It’s official: NASA is taking the whole Mars adventure pretty seriously. Why? Simply because the new Mars 2020 Rover is a real wonder. In more than one sense.
The most amazing of the instruments packed on the tiny six-wheeled rover is certainly the MOXIE, short for Mars Oxygen ISRU Experiment. This is the device that can convert the carbon dioxide in Mars’ atmosphere into oxygen, and make it breathable for a future human colony.
“This is a real step forward in helping future human exploration of Mars by being able to produce your oxygen on the surface of Mars.” (Michael Meyer, Mars Exploration Program, NASA)

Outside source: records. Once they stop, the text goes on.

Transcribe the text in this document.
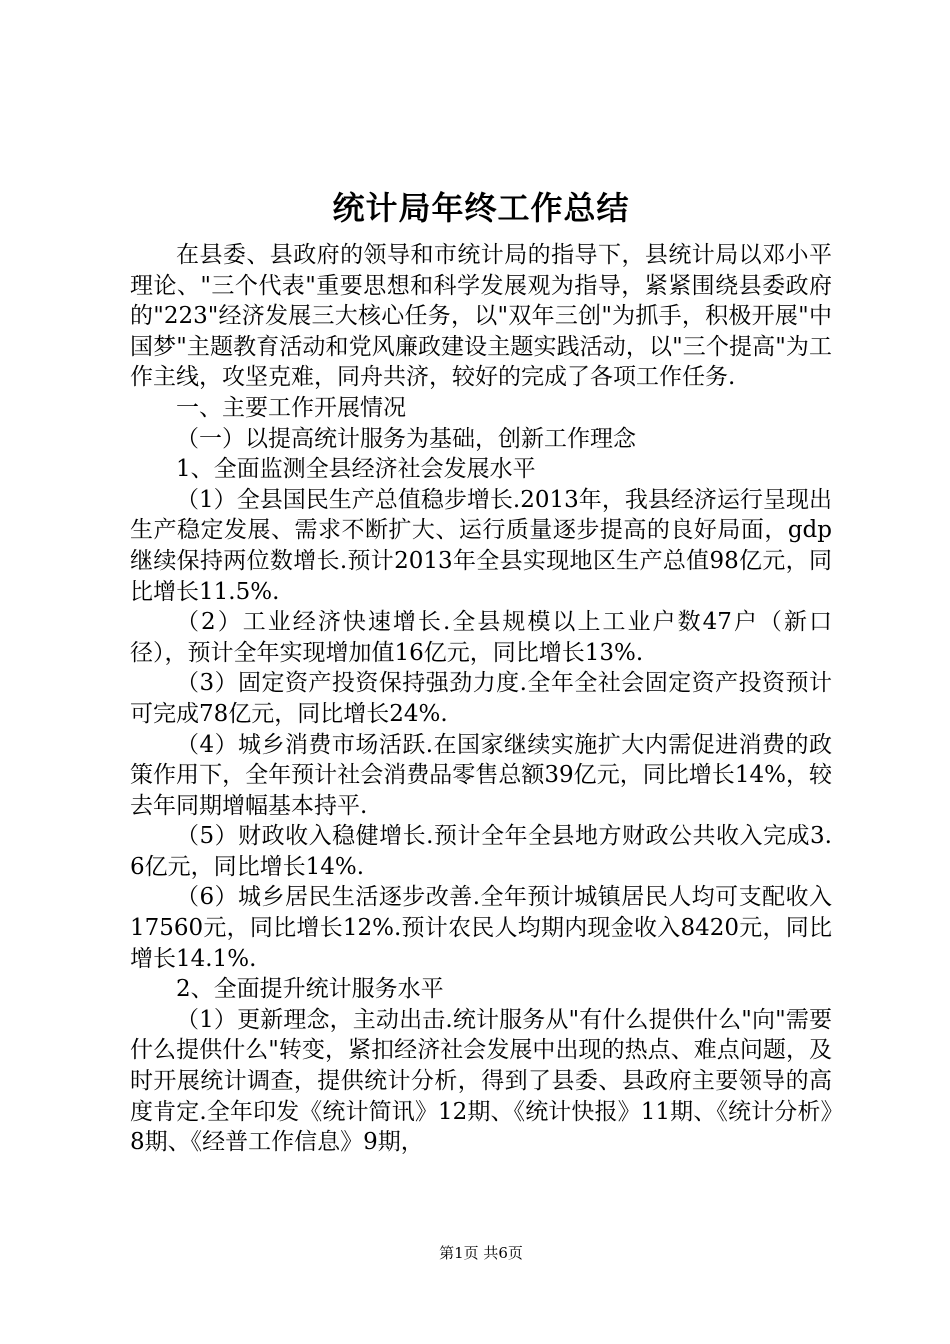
统计局年终工作总结

在县委、县政府的领导和市统计局的指导下，县统计局以邓小平理论、"三个代表"重要思想和科学发展观为指导，紧紧围绕县委政府的"223"经济发展三大核心任务，以"双年三创"为抓手，积极开展"中国梦"主题教育活动和党风廉政建设主题实践活动，以"三个提高"为工作主线，攻坚克难，同舟共济，较好的完成了各项工作任务.

一、主要工作开展情况

（一）以提高统计服务为基础，创新工作理念

1、全面监测全县经济社会发展水平

（1）全县国民生产总值稳步增长.2013年，我县经济运行呈现出生产稳定发展、需求不断扩大、运行质量逐步提高的良好局面，gdp继续保持两位数增长.预计2013年全县实现地区生产总值98亿元，同比增长11.5%.

（2）工业经济快速增长.全县规模以上工业户数47户（新口径），预计全年实现增加值16亿元，同比增长13%.

（3）固定资产投资保持强劲力度.全年全社会固定资产投资预计可完成78亿元，同比增长24%.

（4）城乡消费市场活跃.在国家继续实施扩大内需促进消费的政策作用下，全年预计社会消费品零售总额39亿元，同比增长14%，较去年同期增幅基本持平.

（5）财政收入稳健增长.预计全年全县地方财政公共收入完成3.6亿元，同比增长14%.

（6）城乡居民生活逐步改善.全年预计城镇居民人均可支配收入17560元，同比增长12%.预计农民人均期内现金收入8420元，同比增长14.1%.

2、全面提升统计服务水平

（1）更新理念，主动出击.统计服务从"有什么提供什么"向"需要什么提供什么"转变，紧扣经济社会发展中出现的热点、难点问题，及时开展统计调查，提供统计分析，得到了县委、县政府主要领导的高度肯定.全年印发《统计简讯》12期、《统计快报》11期、《统计分析》8期、《经普工作信息》9期，

第1页 共6页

“By the mid-2030s, I believe we can send humans to orbit Mars and return them safely to Earth. And a landing on Mars will follow. And I expect to be around to see it.” (Barak Obama, Kennedy Space Center, April 15, 2010)
If you look at its appearance, there’s not a lot of room for amazement. Mars 2020 looks a lot like its highly successful predecessor, Curiosity, and will likely be delivered in the same spectacular way. It’s the amazing range and scope of the instruments it embeds that makes it so special and perfectly suited for the ambitious objectives of its mission. Namely, searching for signs of Martian life (actual and not only past, as Curiosity does) and preparing for future human colonisation of the planet. Nothing less.

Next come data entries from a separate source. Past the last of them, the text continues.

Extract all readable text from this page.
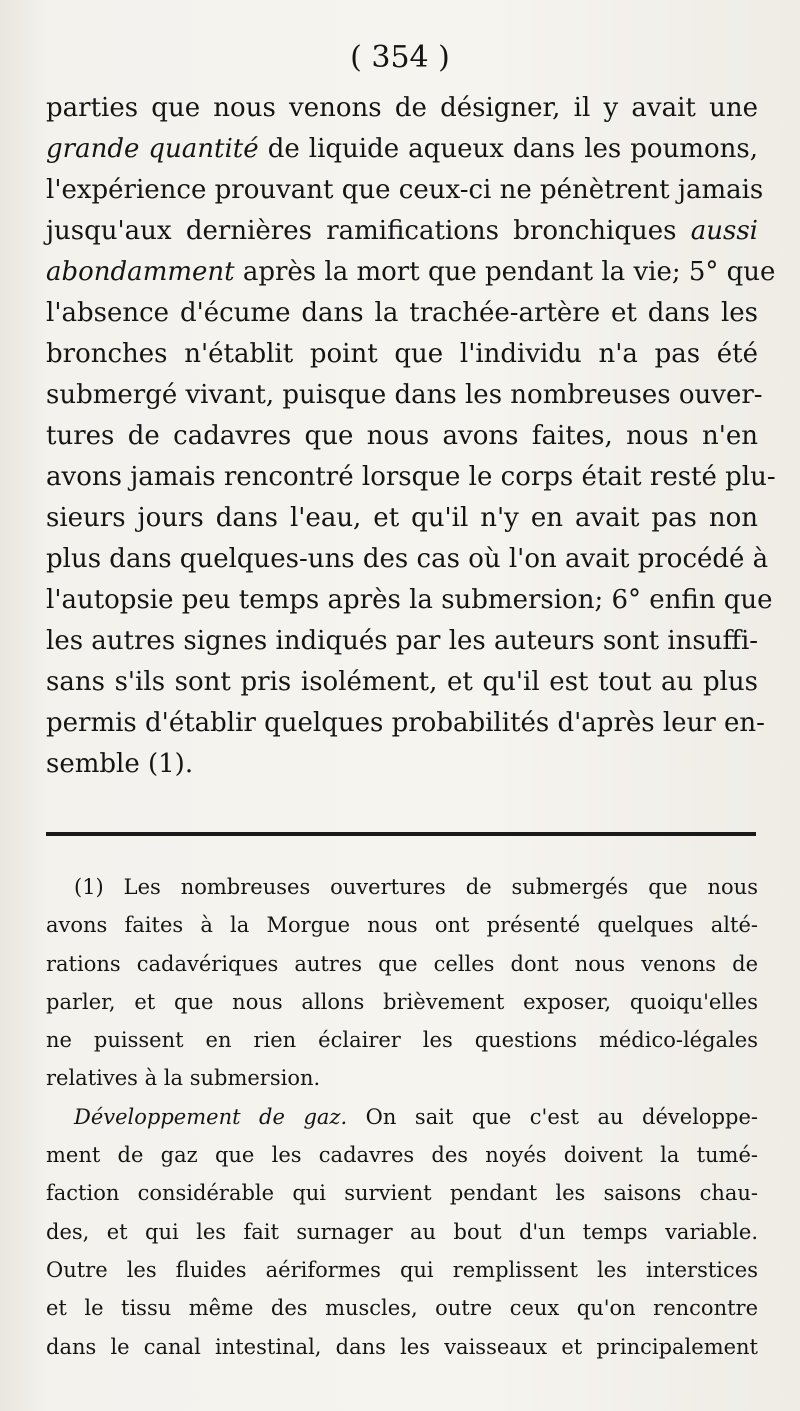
( 354 )
parties que nous venons de désigner, il y avait une
grande quantité de liquide aqueux dans les poumons,
l'expérience prouvant que ceux-ci ne pénètrent jamais
jusqu'aux dernières ramifications bronchiques aussi
abondamment après la mort que pendant la vie; 5° que
l'absence d'écume dans la trachée-artère et dans les
bronches n'établit point que l'individu n'a pas été
submergé vivant, puisque dans les nombreuses ouver-
tures de cadavres que nous avons faites, nous n'en
avons jamais rencontré lorsque le corps était resté plu-
sieurs jours dans l'eau, et qu'il n'y en avait pas non
plus dans quelques-uns des cas où l'on avait procédé à
l'autopsie peu temps après la submersion; 6° enfin que
les autres signes indiqués par les auteurs sont insuffi-
sans s'ils sont pris isolément, et qu'il est tout au plus
permis d'établir quelques probabilités d'après leur en-
semble (1).
(1) Les nombreuses ouvertures de submergés que nous
avons faites à la Morgue nous ont présenté quelques alté-
rations cadavériques autres que celles dont nous venons de
parler, et que nous allons brièvement exposer, quoiqu'elles
ne puissent en rien éclairer les questions médico-légales
relatives à la submersion.
Développement de gaz. On sait que c'est au développe-
ment de gaz que les cadavres des noyés doivent la tumé-
faction considérable qui survient pendant les saisons chau-
des, et qui les fait surnager au bout d'un temps variable.
Outre les fluides aériformes qui remplissent les interstices
et le tissu même des muscles, outre ceux qu'on rencontre
dans le canal intestinal, dans les vaisseaux et principalement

“If you can actually cache and put oxygen in storage tanks before the crew even arrives and you know they have a habitable environment and place to go when they get there, that’s tremendously important to us. MOXIE (…) will make sure that we understand the risks associated with that, and we can do the appropriate planning as we move forward for human missions.” (Bill Gersteinmaier, Human Exploration and Operations Mission, NASA)
The mission of Mars 2020 is a milestone in human colonisation of Mars. In future missions, not only astronauts will breathe some of the oxygen produced in loco by similar instruments, but part of it will also be stored for rocket use, allowing a cheaper launch of spacecrafts from the surface of the Red Planet. NASA expects to be able to generate rocket fuel components – like methane – from Martian rocks, in what will start looking like a self-sustained colony.